Acteurs savoureux (Gabin, Blier, Leclerc, Villard, Rosay, Balpêtré, Biraud), dialogues au couteau, ce film, malgré les années se voit toujours avec un réel plaisir et le public ne s'y est pas trompé. Et il est largement supérieur au film de Lautner "Les tontons flingueurs" (starifié à cause d'une scène dans la cuisine). Seule déception, le personnage joué par Martine Carol en perte de vitesse.AXEL.
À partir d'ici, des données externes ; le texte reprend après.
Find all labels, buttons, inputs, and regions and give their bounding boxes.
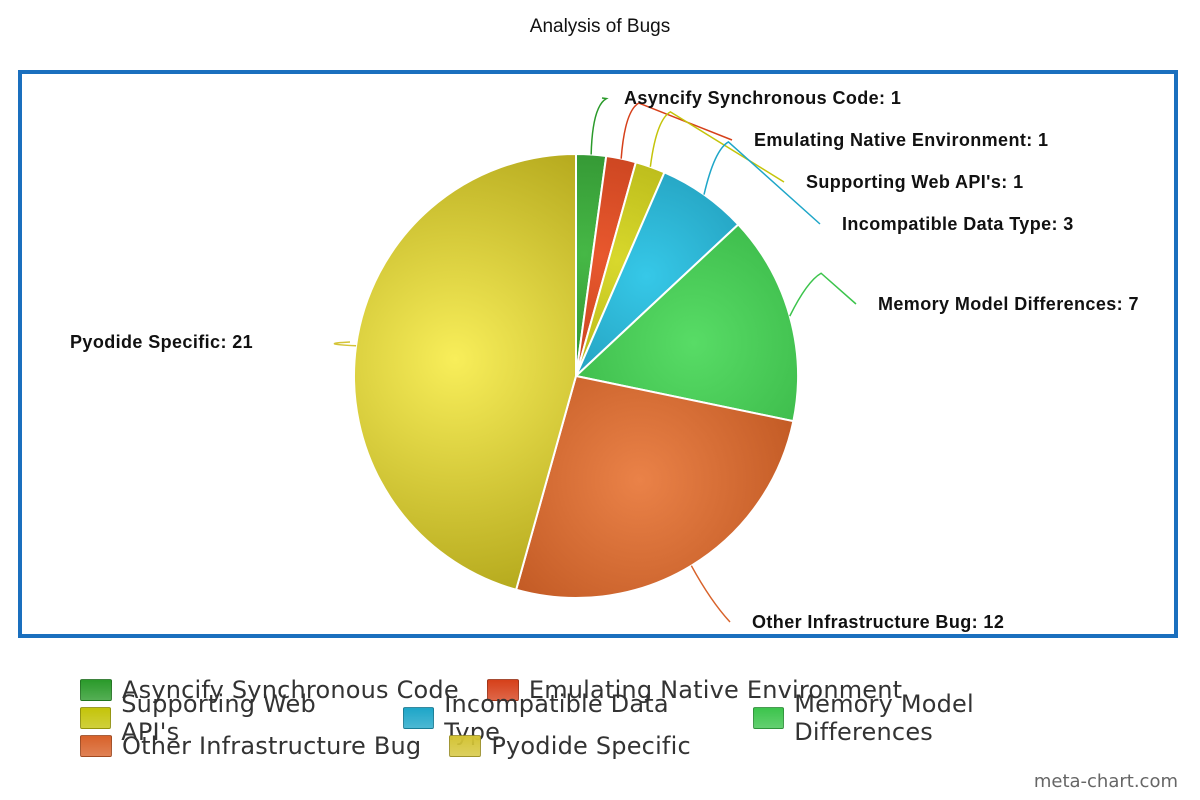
- legend-item-memory-model-differences[interactable]: Memory Model Differences: [752, 690, 1112, 746]
- slice-label-supporting-web-api-s: Supporting Web API's: 1: [806, 172, 1023, 192]
- chart-title: Analysis of Bugs: [529, 16, 671, 37]
- legend-label: Asyncify Synchronous Code: [122, 676, 459, 704]
- legend-label: Emulating Native Environment: [528, 676, 903, 704]
- slice-label-emulating-native-environment: Emulating Native Environment: 1: [754, 130, 1048, 150]
- plot-area-frame: [18, 70, 1178, 638]
- watermark: meta-chart.com: [1033, 771, 1178, 792]
- leader-line-emulating-native-environment: [620, 102, 733, 159]
- leader-line-incompatible-data-type: [703, 141, 821, 225]
- slice-label-other-infrastructure-bug: Other Infrastructure Bug: 12: [752, 612, 1004, 632]
- legend-item-supporting-web-api-s[interactable]: Supporting Web API's: [80, 690, 375, 746]
- legend-item-emulating-native-environment[interactable]: Emulating Native Environment: [486, 676, 903, 704]
- leader-line-memory-model-differences: [789, 272, 857, 317]
- leader-line-supporting-web-api-s: [649, 110, 785, 183]
- leader-lines: [333, 97, 857, 623]
- slice-label-asyncify-synchronous-code: Asyncify Synchronous Code: 1: [624, 88, 901, 108]
- legend-item-pyodide-specific[interactable]: Pyodide Specific: [449, 732, 691, 760]
- legend: Asyncify Synchronous Code Emulating Nativ…: [80, 676, 1140, 760]
- slice-label-memory-model-differences: Memory Model Differences: 7: [878, 294, 1139, 314]
- legend-item-asyncify-synchronous-code[interactable]: Asyncify Synchronous Code: [80, 676, 459, 704]
- legend-swatch: [449, 735, 482, 757]
- leader-line-pyodide-specific: [333, 341, 357, 347]
- leader-line-other-infrastructure-bug: [690, 565, 731, 623]
- legend-swatch: [80, 735, 112, 757]
- legend-label: Memory Model Differences: [794, 690, 974, 746]
- pie-slices: [353, 152, 799, 600]
- legend-swatch: [403, 707, 435, 729]
- legend-label: Supporting Web API's: [121, 690, 316, 746]
- slice-labels: Asyncify Synchronous Code: 1 Emulating Na…: [70, 88, 1139, 632]
- slice-label-pyodide-specific: Pyodide Specific: 21: [70, 332, 253, 352]
- legend-label: Pyodide Specific: [491, 732, 691, 760]
- legend-swatch: [752, 707, 785, 729]
- legend-swatch: [80, 679, 112, 701]
- slice-label-incompatible-data-type: Incompatible Data Type: 3: [842, 214, 1074, 234]
- legend-item-other-infrastructure-bug[interactable]: Other Infrastructure Bug: [80, 732, 421, 760]
- legend-row: Other Infrastructure Bug Pyodide Specific: [80, 732, 1140, 760]
- legend-label: Other Infrastructure Bug: [122, 732, 422, 760]
- legend-swatch: [80, 707, 112, 729]
- legend-row: Supporting Web API's Incompatible Data Ty…: [80, 690, 1140, 746]
- legend-row: Asyncify Synchronous Code Emulating Nativ…: [80, 676, 1140, 704]
- leader-line-asyncify-synchronous-code: [590, 97, 609, 155]
- legend-swatch: [486, 679, 519, 701]
- legend-item-incompatible-data-type[interactable]: Incompatible Data Type: [403, 690, 725, 746]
16/20 : Que signifie au juste ce mot "Cave" ? = qui n'appartient pas "au milieu"... On est donc dans un cercle de truands chics, une élite difficile à compromettre, enfin selon les dires de ce flic à double langage dépêché à l'aéroport... Ce genre frôlant l'égrillard, peut se ressentir de nos jours comme "un gros classique" franchouillard de mauvais goût. Sauf si on parvient à le prendre avec bonhomie en 2009, loin des dauphines et des quatre chevaux d'après-guerre... Au passage : c'est fou ce que les esprits féminins ont changé tout de même ! Ce qui sauve du côté comédie années soixante un peu kitch désormais (dont le ton ferait frémir par crainte d'un retour au populisme de ces années-là), c'est bien l'interprétation masculine, Gabin et Blier notamment. Les actrices affichent le caricatural de ce temps-là, macho en diable, la sécurité de l'homme toujours "un peu maquereau" conditionnant toutes les femmes à marcher droit ! A noter aussi la réserve faussement rassurante des dernières images sur le banditisme, des fois que le bon peuple puisse croire que ces filous sous les tropiques le restent en toute impunité (hum !). Se dire que c'est une comédie légère, de toute façon largement sauvée par les dialogues d'Audiard ! Je persiste à aimer car ça me fait rire. L.Ventriloque

Ce film est un bijou. Dans le monde "hors la loi" français, malgré tout, bon enfant, un ancien tenancier de bordel se reconverti dans la "fausse mornifle". Pour se faire, il a besoin d'un spécialiste (le Dabe) & d'un graveur hors-pair (le cave). Cependant, il va essayer avec d'autres complices de les rouler dans la farine. Mais on ne l'a fait pas à l'envers au Dabe, qui va s'allier au cave pour engourdir le pognon malhonnêtement gagné. Les autorités de l'époque ont demandé à Audiard de faire en sorte que force reste à la Loi & un petit rappel à celle-ci. Mais on peut se passer de regarder la dernière minute du film.)